L’unica data italiana di Talib Kweli a Bologna è un manifesto old school

Il rapper, tra i maggiori esponenti del conscious rap East Coast, è tornato nel nostro paese per un’unica data. A distanza di nemmeno un mese dal live di Havoc dei Mobb Deep, il Locomotiv di Bologna ospita – sempre grazie a Soul Food Promotions – uno degli mc più rappresentativi di New York: Talib Kweli. Lo storico rapper di Brooklyn ha scelto infatti il capoluogo emiliano come unica città italiana del suo tour europeo. Articolo a cura di Filippo Santin.

Appena entrati, prima del live, l’atmosfera è molto rilassata. Purtroppo, complice forse anche il fatto che fosse domenica sera, il pubblico non è accorso in massa. Ciò tuttavia ha permesso di creare un clima per così dire intimo, pacato.

A scaldare gli animi ci pensa subito il dj che accompagna Talib Kweli, il quale dopo essersi messo alla console spara alcuni banger classici del rap di New York: da “Simon Says” di Pharoahe Monch a “Ante Up” degli M.O.P., con i quali è impossibile non muovere la testa.

Pochi minuti dopo sul palco appare finalmente Talib, con indosso un cappellino mimetico, baggy jeans e un felpone nero. C’è tempo soltanto per un rapido ma affettuoso saluto, e poi si comincia subito a rappare, come vuole la nobile arte del rap vecchia scuola. L’mc newyorchese aizza il pubblico ma senza esagerare, bilanciando con un certo tono morbido che fa parte anche della sua musica, nelle sue sfumature più soul.

A proposito di soul, il live diventa fin da subito anche un modo per celebrare il nome di Angie Stone, cantante purtroppo appena scomparsa, e che di questo genere è stato una delle più note rappresentanti dall’inizio degli anni Duemila – sullo schermo scorrono le immagini del video della sua “Brotha”.

Talib, seguendo questo mood, continua cantando “Hot Thing”, realizzata in collaborazione con will.i.am, per poi indugiare ancora sul suo lato più romantico, con “Never Been In Love Before”. Tant’è che fra un pezzo e l’altro chiederà sorridendo al pubblico: “Credete nell’amore?”. Ma c’è spazio anche per la politica nei discorsi di Talib, come da sempre c’è ampio spazio per questo tema nella sua musica. Inneggerà infatti il pubblico a resistere al fascismo di questi ultimi tempi, e per sostenere il messaggio in sottofondo comincerà a risuonare “FDT (Fuck Donald Trump)” di YG e Nipsey Hussle.

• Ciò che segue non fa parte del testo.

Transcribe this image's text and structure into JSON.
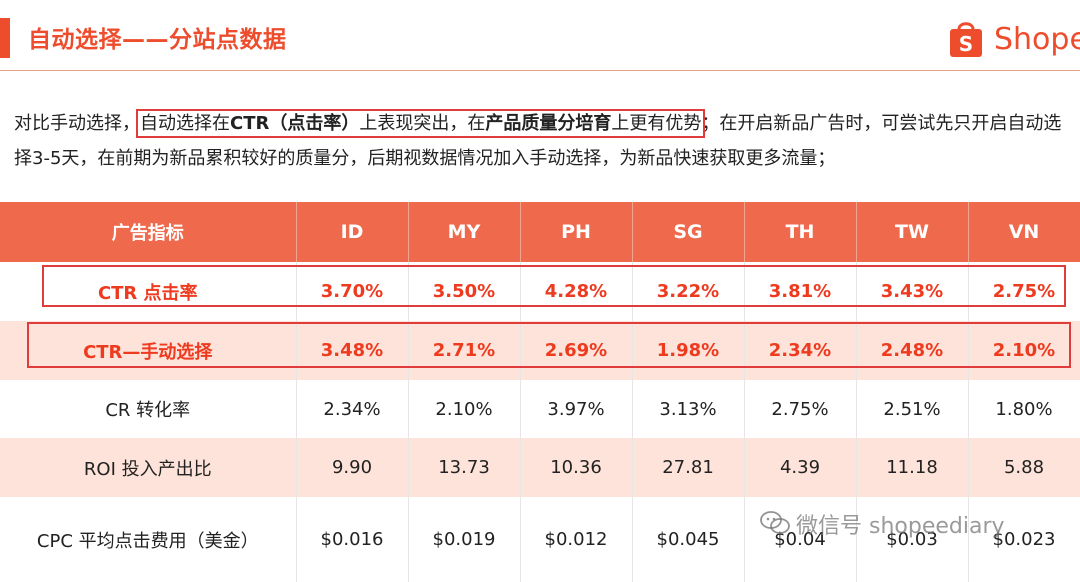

Da qui in poi vengono celebrati altri personaggi che hanno gravitato intorno alla musica del rapper, e che sono purtroppo scomparsi: da MF Doom a J Dilla, di cui viene ricordata l’opera, replicando sul palco pezzi come “Raw Shit”, o Baatin degli Slum Village, rappando sul beat della loro “Fall In Love”, realizzato da J Dilla stesso.

C’è spazio inoltre per celebrare le radici reggae/giamaicane dell’hip-hop, quando il dj fa suonare classici come “One Blood” di Junior Reid o “Bam Bam” di Sister Nancy, per poi proseguire con uno dei pezzi più celebri e attesi di Talib Kweli: ovvero “Definition”, realizzato con Mos Def, e che è contenuto nel loro album cult del 1998, “Mos Def & Talib Kweli are Black Star”, pietra miliare dell’hip-hop East Coast.

Successivamente il rap old school di New York viene esaltato di nuovo, quando Talib decide di rappare sulla strumentale di “Check The Rhime” degli A Tribe Called Quest, e viene inoltre esaltata la sua serie di collaborazioni con Madlib, geniale producer californiano che è un mito per tutti gli appassionati del rap più alternative e ricercato.

Lo show continua fino a “Get By”, la hit del 2003 prodotta da Kanye West e con cui probabilmente Talib è più conosciuto. Sembra sia l’ultimo pezzo della serata, ma in realtà c’è spazio per un altro paio di hit, tra cui la bellissima “Respiration” dei Blackstar, che viene rappata mentre alle spalle scorrono le immagini del video in bianco e nero, con anche Mos Def e Common che si muovono tra i palazzoni popolari della New York anni Novanta.

È stato dunque un concerto che ha voluto non soltanto preservare dall’oblio un certo modo di concepire l’hip-hop, con le sue radici vecchia scuola di stampo newyorchese, ma anche rimarcarne il lato politico, da tempo ormai un po’ perduto, così come i generi da cui esso si è sviluppato, ricordando tutti coloro senza i quali, anche indirettamente, questa cultura che coinvolge milioni di persone nel mondo non sarebbe mai nata.